Five Takeaways from NAB Monthly Business Survey – November Issue

  • Dec 10, 2019 AEDT
  • Team Kalkine
Five Takeaways from NAB Monthly Business Survey – November Issue

NAB Australian Economics has released November 2019 business survey report. The headline view suggests a stabilisation in business conditions at low levels, and construction and manufacturing sectors have also stabilised after suffering large falls.

The business conditions in mining have also witnessed pull-back due to lower commodity prices, and goods related industries were weakest and services-related industries were strongest. New South Wales and Tasmania showed the best conditions with Queensland on the weakest side.

The business confidence fell 2 points to 0 index points erasing gains from the previous month with forward orders reversing last month’s gains. The survey price measures indicated that inflationary pressure remains weak with a rise in recent months, including retail due to higher input costs.

Further, the businesses continue to face margin pressure with input cost growth outstripping the growth of final product prices. Moreover, NAB Economics has a view that the survey is consistent with weakness in economic activity (GDP growth). And, it perceives the risk of slower employment growth with weak investment despite spill-over demand from public-sector spending and mining stabilisation.

Weak Household Consumption; September GDP Data

In the September quarter, the household consumption growth recorded its weakest growth since the global financial crises, increasing at 1.2 per cent in y-o-y terms. The growth in spending on discretionary goods fell sharply while spending on essentials (staples) remained steady, yet slowed. Moreover, household spending on goods was weak.

Source: NAB Group Economics

Consequently, the weaker data on consumer spending/household spending has impacted the business survey, including a decline in retail and wholesale business conditions. The business conditions have improved in finance, business services, property, recreation and personal services.

Moreover, the business confidence remains subdued in the goods-based industries (retail & wholesale) while the opposite is noticeable in the other industries.

Business Conditions’ Components Below Zero

All three components of business conditions are tracking below zero levels, and the profitability is the weakest. Meanwhile, the three components have posted decent gains in recent months.

Source: NAB Group Economics

Confidence building up in Retail & Construction

The survey suggests that business confidence is improving in construction and retail. There are sharp downward pressure noticeable in wholesale and mining. Meanwhile, confidence has also gradually stabilised in transport/utilities, manufacturing.

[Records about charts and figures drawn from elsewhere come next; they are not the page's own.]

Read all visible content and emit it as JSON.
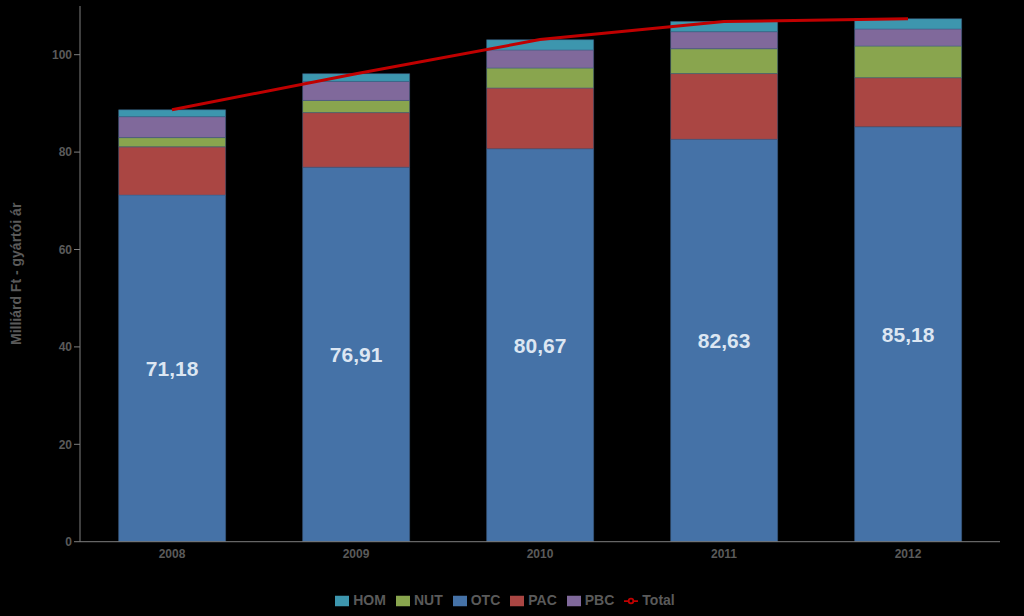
{
  "chart_data": {
    "type": "bar",
    "stacked": true,
    "grid": false,
    "legend": "bottom",
    "y_label": "Milliárd Ft - gyártói ár",
    "categories": [
      "2008",
      "2009",
      "2010",
      "2011",
      "2012"
    ],
    "ylim": [
      0,
      110
    ],
    "yticks": [
      0,
      20,
      40,
      60,
      80,
      100
    ],
    "series": [
      {
        "name": "OTC",
        "color": "#4572a7",
        "values": [
          71.18,
          76.91,
          80.67,
          82.63,
          85.18
        ],
        "data_labels": true,
        "value_labels": [
          "71,18",
          "76,91",
          "80,67",
          "82,63",
          "85,18"
        ]
      },
      {
        "name": "PAC",
        "color": "#aa4643",
        "values": [
          9.9,
          11.2,
          12.5,
          13.5,
          10.1
        ]
      },
      {
        "name": "NUT",
        "color": "#89a54e",
        "values": [
          1.9,
          2.5,
          4.1,
          5.1,
          6.5
        ]
      },
      {
        "name": "PBC",
        "color": "#80699b",
        "values": [
          4.3,
          3.9,
          3.7,
          3.5,
          3.5
        ]
      },
      {
        "name": "HOM",
        "color": "#3d96ae",
        "values": [
          1.4,
          1.6,
          2.1,
          2.1,
          2.1
        ]
      },
      {
        "name": "Total",
        "type": "line",
        "color": "#c00000",
        "values": [
          88.7,
          96.1,
          103.1,
          106.8,
          107.4
        ]
      }
    ]
  }
}
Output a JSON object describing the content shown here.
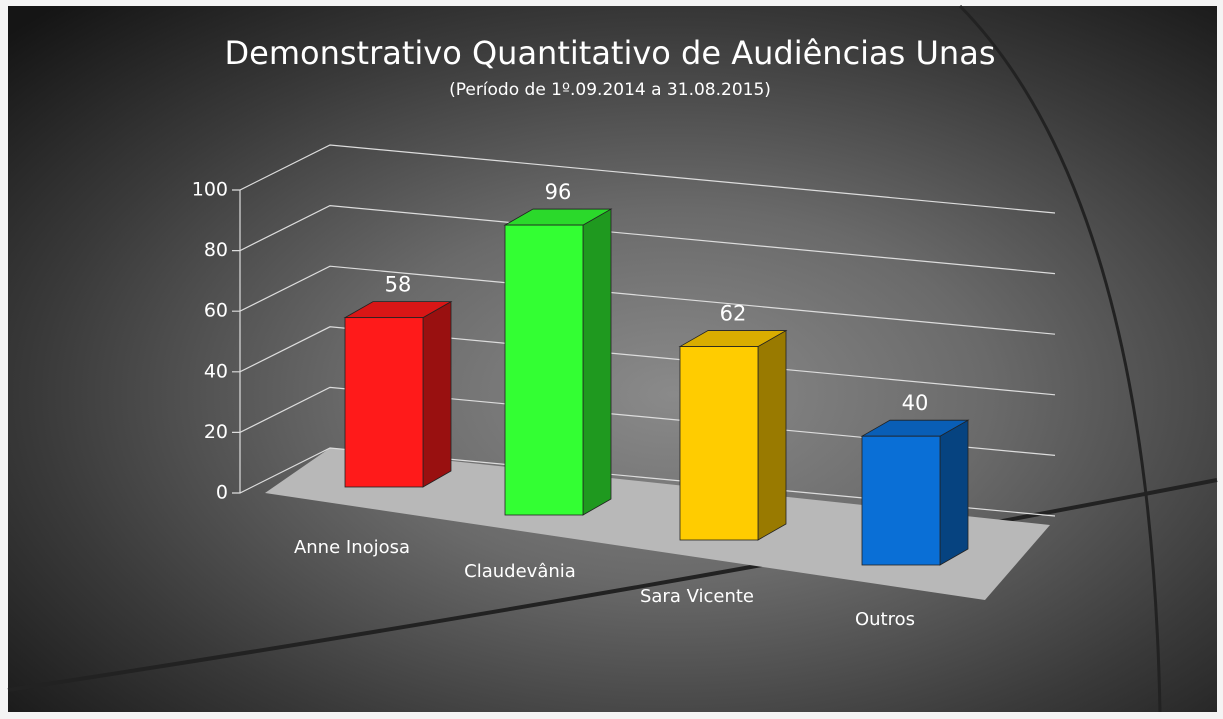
{
  "chart_data": {
    "type": "bar3d",
    "title": "Demonstrativo Quantitativo de Audiências Unas",
    "subtitle": "(Período de 1º.09.2014  a  31.08.2015)",
    "categories": [
      "Anne Inojosa",
      "Claudevânia",
      "Sara Vicente",
      "Outros"
    ],
    "values": [
      58,
      96,
      62,
      40
    ],
    "colors": [
      "#ff1a1a",
      "#33ff33",
      "#ffcc00",
      "#0a6fd6"
    ],
    "ylim": [
      0,
      100
    ],
    "yticks": [
      0,
      20,
      40,
      60,
      80,
      100
    ],
    "grid": true
  }
}
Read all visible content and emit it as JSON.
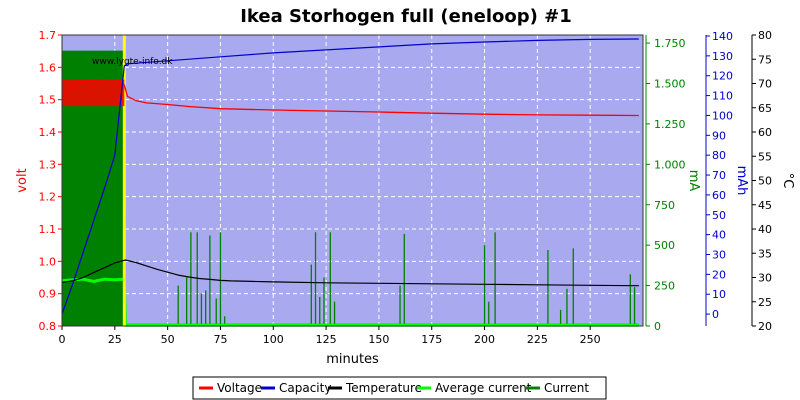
{
  "chart_data": {
    "type": "line",
    "title": "Ikea Storhogen full (eneloop) #1",
    "watermark": "www.lygte-info.dk",
    "xlabel": "minutes",
    "xlim": [
      0,
      275
    ],
    "x_ticks": [
      "0",
      "25",
      "50",
      "75",
      "100",
      "125",
      "150",
      "175",
      "200",
      "225",
      "250"
    ],
    "grid": true,
    "background_color": "#a9a9f0",
    "axes": {
      "voltage": {
        "label": "volt",
        "color": "#ff0000",
        "lim": [
          0.8,
          1.7
        ],
        "ticks": [
          "0.8",
          "0.9",
          "1.0",
          "1.1",
          "1.2",
          "1.3",
          "1.4",
          "1.5",
          "1.6",
          "1.7"
        ]
      },
      "current": {
        "label": "mA",
        "color": "#008000",
        "lim": [
          0,
          1800
        ],
        "ticks": [
          "0",
          "250",
          "500",
          "750",
          "1.000",
          "1.250",
          "1.500",
          "1.750"
        ]
      },
      "capacity": {
        "label": "mAh",
        "color": "#0000cc",
        "lim": [
          -6,
          140.5
        ],
        "ticks": [
          "0",
          "10",
          "20",
          "30",
          "40",
          "50",
          "60",
          "70",
          "80",
          "90",
          "100",
          "110",
          "120",
          "130",
          "140"
        ]
      },
      "temperature": {
        "label": "°C",
        "color": "#000000",
        "lim": [
          20,
          80
        ],
        "ticks": [
          "20",
          "25",
          "30",
          "35",
          "40",
          "45",
          "50",
          "55",
          "60",
          "65",
          "70",
          "75",
          "80"
        ]
      }
    },
    "marker_line": {
      "x": 29.5,
      "color": "#ffff00"
    },
    "legend_position": "bottom",
    "series": [
      {
        "name": "Voltage",
        "color": "#ff0000",
        "axis": "voltage",
        "x": [
          0,
          3,
          6,
          10,
          15,
          20,
          25,
          28,
          29.5,
          31,
          35,
          40,
          50,
          60,
          75,
          100,
          125,
          150,
          175,
          200,
          225,
          250,
          273
        ],
        "y": [
          1.5,
          1.53,
          1.545,
          1.555,
          1.56,
          1.562,
          1.562,
          1.56,
          1.545,
          1.51,
          1.497,
          1.49,
          1.485,
          1.479,
          1.472,
          1.468,
          1.465,
          1.462,
          1.458,
          1.455,
          1.453,
          1.452,
          1.451
        ]
      },
      {
        "name": "Capacity",
        "color": "#0000cc",
        "axis": "capacity",
        "x": [
          0,
          5,
          10,
          15,
          20,
          25,
          29.5,
          31,
          50,
          75,
          100,
          125,
          150,
          175,
          200,
          225,
          250,
          273
        ],
        "y": [
          0,
          15,
          31,
          47,
          63,
          80,
          125,
          126,
          127.5,
          129.5,
          131.5,
          133,
          134.5,
          136,
          137,
          137.8,
          138.3,
          138.5
        ]
      },
      {
        "name": "Temperature",
        "color": "#000000",
        "axis": "temperature",
        "x": [
          0,
          5,
          10,
          15,
          20,
          25,
          30,
          35,
          40,
          45,
          50,
          55,
          60,
          65,
          70,
          75,
          80,
          90,
          100,
          125,
          150,
          175,
          200,
          225,
          250,
          273
        ],
        "y": [
          29,
          29.3,
          30,
          31,
          32,
          33,
          33.6,
          33.1,
          32.4,
          31.7,
          31.1,
          30.5,
          30.1,
          29.8,
          29.6,
          29.4,
          29.3,
          29.2,
          29.1,
          28.9,
          28.8,
          28.7,
          28.6,
          28.5,
          28.4,
          28.3
        ]
      },
      {
        "name": "Average current",
        "color": "#00ff00",
        "axis": "current",
        "x": [
          0,
          5,
          10,
          15,
          20,
          25,
          29.5,
          30,
          273
        ],
        "y": [
          280,
          285,
          290,
          275,
          290,
          285,
          290,
          5,
          5
        ]
      },
      {
        "name": "Current",
        "color": "#008000",
        "axis": "current",
        "x": [
          0,
          29.5,
          30,
          273
        ],
        "y": [
          1700,
          1700,
          10,
          10
        ],
        "pulses": {
          "x": [
            55,
            59,
            61,
            64,
            66,
            68,
            70,
            73,
            75,
            77,
            118,
            120,
            122,
            124,
            127,
            129,
            160,
            162,
            200,
            202,
            205,
            230,
            236,
            239,
            242,
            269,
            271
          ],
          "y": [
            250,
            300,
            580,
            580,
            200,
            220,
            560,
            170,
            580,
            60,
            380,
            580,
            180,
            300,
            580,
            150,
            250,
            570,
            500,
            150,
            580,
            470,
            100,
            230,
            480,
            320,
            240
          ]
        }
      }
    ]
  }
}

Source: NAB Group Economics

Retailers might be looking for some favourable seasonal activity amid a festive season, and sale periods. Meanwhile, the commodity prices are taking a toll on the confidence of miners. The conditions are not appearing favourable for electricity producers with many plants not in production, and increasing supply from renewables.

Conditions in Car, Food & Household Goods Picking up

The survey also suggests at sub-industry level there has been an improvement in business conditions in food retailing in the recent months. Food Retailing has picked up to a positive level now.

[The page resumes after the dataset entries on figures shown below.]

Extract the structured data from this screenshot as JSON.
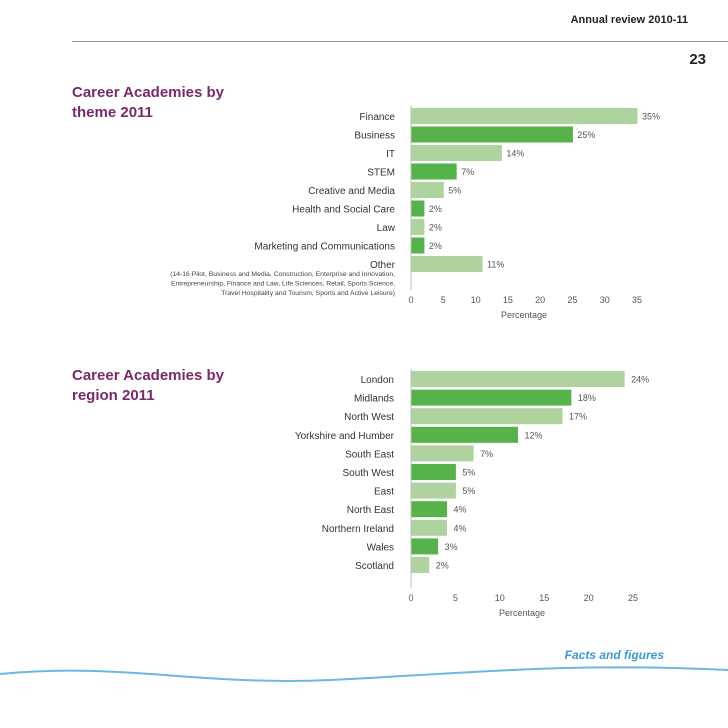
{
  "header": {
    "title": "Annual review 2010-11",
    "page_number": "23"
  },
  "footer": {
    "label": "Facts and figures"
  },
  "colors": {
    "dark_bar": "#55b34a",
    "light_bar": "#aed39e",
    "title": "#7a2a6a",
    "footer": "#3a9bd4"
  },
  "chart_data": [
    {
      "type": "bar",
      "orientation": "horizontal",
      "title": "Career Academies by theme 2011",
      "categories": [
        "Finance",
        "Business",
        "IT",
        "STEM",
        "Creative and Media",
        "Health and Social Care",
        "Law",
        "Marketing and Communications",
        "Other"
      ],
      "values": [
        35,
        25,
        14,
        7,
        5,
        2,
        2,
        2,
        11
      ],
      "data_labels": [
        "35%",
        "25%",
        "14%",
        "7%",
        "5%",
        "2%",
        "2%",
        "2%",
        "11%"
      ],
      "note_lines": [
        "(14-16 Pilot, Business and Media, Construction, Enterprise and Innovation,",
        "Entrepreneurship, Finance and Law, Life Sciences, Retail, Sports Science,",
        "Travel Hospitality and Tourism, Sports and Active Leisure)"
      ],
      "xlabel": "Percentage",
      "xticks": [
        0,
        5,
        10,
        15,
        20,
        25,
        30,
        35
      ],
      "xlim": [
        0,
        35
      ]
    },
    {
      "type": "bar",
      "orientation": "horizontal",
      "title": "Career Academies by region 2011",
      "categories": [
        "London",
        "Midlands",
        "North West",
        "Yorkshire and Humber",
        "South East",
        "South West",
        "East",
        "North East",
        "Northern Ireland",
        "Wales",
        "Scotland"
      ],
      "values": [
        24,
        18,
        17,
        12,
        7,
        5,
        5,
        4,
        4,
        3,
        2
      ],
      "data_labels": [
        "24%",
        "18%",
        "17%",
        "12%",
        "7%",
        "5%",
        "5%",
        "4%",
        "4%",
        "3%",
        "2%"
      ],
      "xlabel": "Percentage",
      "xticks": [
        0,
        5,
        10,
        15,
        20,
        25
      ],
      "xlim": [
        0,
        25
      ]
    }
  ]
}
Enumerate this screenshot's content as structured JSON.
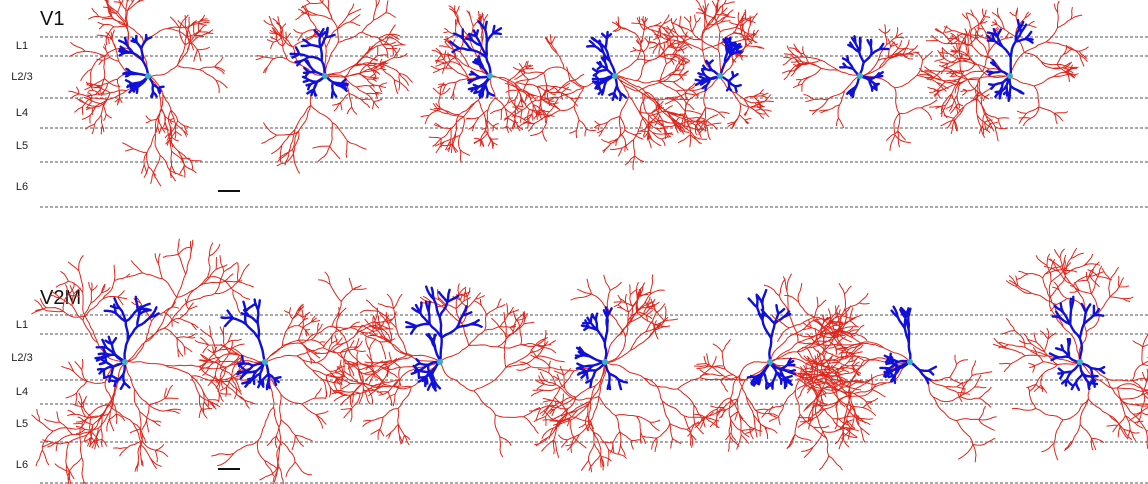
{
  "panels": [
    {
      "title": "V1",
      "layers": [
        "L1",
        "L2/3",
        "L4",
        "L5",
        "L6"
      ]
    },
    {
      "title": "V2M",
      "layers": [
        "L1",
        "L2/3",
        "L4",
        "L5",
        "L6"
      ]
    }
  ]
}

Source: NAB Group Economics

Meanwhile, there has been a material improvement in the car retailing after falling to record low-levels this year. And, the conditions in household goods has depicted some gains with other retailing conditions falling to lower levels.

Retail Margin Pressure, Rise in Input Costs

Despite a pick-up in retail prices, the survey found that other indicators of the retail industry continue to point out to ongoing stress. Moreover, the input cost has increased sharply in recent years, suppressing margins.

Source: NAB Group Economics

Further, the challenges in the retail sector include competition and weaker consumer demand that has held price growth while the costs have remained higher concurrently. NAB believes that the major headwinds for the retail sector continue to be low-wage growth and a higher level of household debt.

It was also said that the tax cuts passed by the government looks to be flown into savings, and the impact of rate cuts is likely to take some time. Also, the policymakers would need to adopt a more accommodative stance for the households to support the retail sector.